His ignorance isn’t the biggest problem: no one who assumes the Presidency knows–or can know–the details involved in every policy decision a chief executive must make. We expect a President to surround himself (or herself) with expert advisers, to consult those experts, and learn from them.
We expect a President to know what he or she doesn’t know. The buffoon currently shaming the Oval Office not only doesn’t know what he doesn’t know, he very clearly has no interest in finding out.
Trump’s ignorance is dangerous in ways both more and less obvious.
Just one example:
I’ve recently come across several news reports about America’s dependence on elements that are collectively called “rare earth.” Rare earth metals and the alloys that contain them are critical for the manufacture of everything from fighter jets to numerous devices that people use every day– everything from computer memory, DVDs, rechargeable batteries, cell phones, catalytic converters, magnets, fluorescent lighting and many more. The use of rare earth elements in computers and cell phones has grown exponentially, as has their use in rechargeable batteries that power portable electronic devices such as cell phones, readers, portable computers, and cameras.
And most rare earth comes from China.
It is highly unlikely that our bull-in-a-China-shop (pun intended) knows anything about rare earth, America’s dependence on it, or China’s virtual monopoly on it. Not only does Mr. Tariff Man not understand how tariffs work or who pays them, he just as obviously has no idea how dependent the U.S. might be on goods we import from any country. (He has displayed abysmal ignorance of the complex interrelationship of American manufacturers and Mexico, or the existence of less dangerous tools for negotiating trade disputes.)
The U.S. has exactly one mine– Mountain Pass– that harvests rare-earth elements.
China dominates the global market for these materials and has been threatening to take them hostage in the deepening trade conflict. Just the suggestion that Beijing could starve American factories of essential materials has sent rare-earth prices soaring over the past month, with dysprosium oxide, used in lasers and nuclear-reactor control rods, up by one-third.

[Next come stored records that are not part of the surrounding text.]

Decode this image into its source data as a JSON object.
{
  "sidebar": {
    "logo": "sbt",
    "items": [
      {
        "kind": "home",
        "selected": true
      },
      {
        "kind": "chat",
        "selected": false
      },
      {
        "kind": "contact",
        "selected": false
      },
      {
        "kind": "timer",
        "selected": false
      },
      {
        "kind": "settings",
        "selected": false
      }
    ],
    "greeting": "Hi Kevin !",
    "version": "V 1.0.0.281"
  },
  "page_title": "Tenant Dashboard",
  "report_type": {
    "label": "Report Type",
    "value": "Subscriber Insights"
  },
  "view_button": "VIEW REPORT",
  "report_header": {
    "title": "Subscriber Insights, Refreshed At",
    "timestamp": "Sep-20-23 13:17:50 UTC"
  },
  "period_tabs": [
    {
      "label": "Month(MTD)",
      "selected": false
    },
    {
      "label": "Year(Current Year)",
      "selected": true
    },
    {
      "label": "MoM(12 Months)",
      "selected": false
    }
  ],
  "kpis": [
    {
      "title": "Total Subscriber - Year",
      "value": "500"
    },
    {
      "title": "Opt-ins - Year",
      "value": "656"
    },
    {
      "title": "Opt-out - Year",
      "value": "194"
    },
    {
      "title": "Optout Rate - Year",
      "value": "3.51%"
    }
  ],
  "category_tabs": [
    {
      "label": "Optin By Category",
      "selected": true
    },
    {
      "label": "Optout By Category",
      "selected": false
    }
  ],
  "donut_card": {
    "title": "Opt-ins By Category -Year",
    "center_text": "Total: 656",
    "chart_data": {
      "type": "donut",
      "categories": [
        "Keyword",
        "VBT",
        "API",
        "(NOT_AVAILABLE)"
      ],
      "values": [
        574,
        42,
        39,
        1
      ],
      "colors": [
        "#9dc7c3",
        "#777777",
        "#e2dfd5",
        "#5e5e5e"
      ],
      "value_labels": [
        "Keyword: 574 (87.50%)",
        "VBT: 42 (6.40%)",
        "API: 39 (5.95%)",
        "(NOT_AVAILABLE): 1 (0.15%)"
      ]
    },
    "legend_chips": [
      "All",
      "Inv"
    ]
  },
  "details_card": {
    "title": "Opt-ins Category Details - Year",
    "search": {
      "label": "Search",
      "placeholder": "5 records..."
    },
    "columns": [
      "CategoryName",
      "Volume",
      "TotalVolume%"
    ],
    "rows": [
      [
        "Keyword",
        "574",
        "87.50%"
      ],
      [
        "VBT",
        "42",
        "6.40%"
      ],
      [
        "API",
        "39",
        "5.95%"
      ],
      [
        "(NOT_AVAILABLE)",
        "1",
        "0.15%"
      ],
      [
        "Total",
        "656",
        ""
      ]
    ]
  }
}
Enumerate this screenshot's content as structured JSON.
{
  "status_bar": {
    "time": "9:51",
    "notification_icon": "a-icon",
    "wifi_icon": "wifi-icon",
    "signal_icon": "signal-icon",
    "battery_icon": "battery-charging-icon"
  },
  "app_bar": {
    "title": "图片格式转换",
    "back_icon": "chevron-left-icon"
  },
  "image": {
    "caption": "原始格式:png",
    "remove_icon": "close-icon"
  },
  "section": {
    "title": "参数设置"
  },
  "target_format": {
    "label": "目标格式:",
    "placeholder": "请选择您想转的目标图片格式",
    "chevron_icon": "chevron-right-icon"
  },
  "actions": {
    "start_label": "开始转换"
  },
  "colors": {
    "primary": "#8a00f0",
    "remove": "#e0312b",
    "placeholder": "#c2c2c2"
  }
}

The linked article notes that China would have some problems implementing a ban on rare earth, “including the prospect of widespread smuggling and the likelihood of hurting countries that Chinese authorities may prefer not to alienate.” But the threat is still powerful.
Officials have begun contingency planning to accelerate production in the event of a Chinese cutoff, Rosenthal said. Though Mountain Pass could not fill all domestic needs, it could boost output of substances needed for oil refining and some specialized magnets.
Yet the mine’s role at the center of the U.S.-China faceoff over 17 elements with names such as neodymium, terbium and europium is not without irony.
Mountain Pass ships its main product — a powdery substance that looks like crushed cocoa — to China for processing before it is sold to Chinese customers. A Chinese rare-earths producer, Leshan Shenghe, holds a nonvoting 10 percent stake in the U.S. mine.
The people in the U.S. and Great Britain who want to defy globalization– who are screaming “stop the world I want to get off”–are too late. The world’s economies are interrelated and interdependent in millions of complex ways.
When policy is directed by an ignoramus who has absolutely no understanding of those complexities and dependencies, the consequences can be dire.
I don’t want my cavities filled by a plumber, and I don’t want a phony “businessman” created for reality television running my country.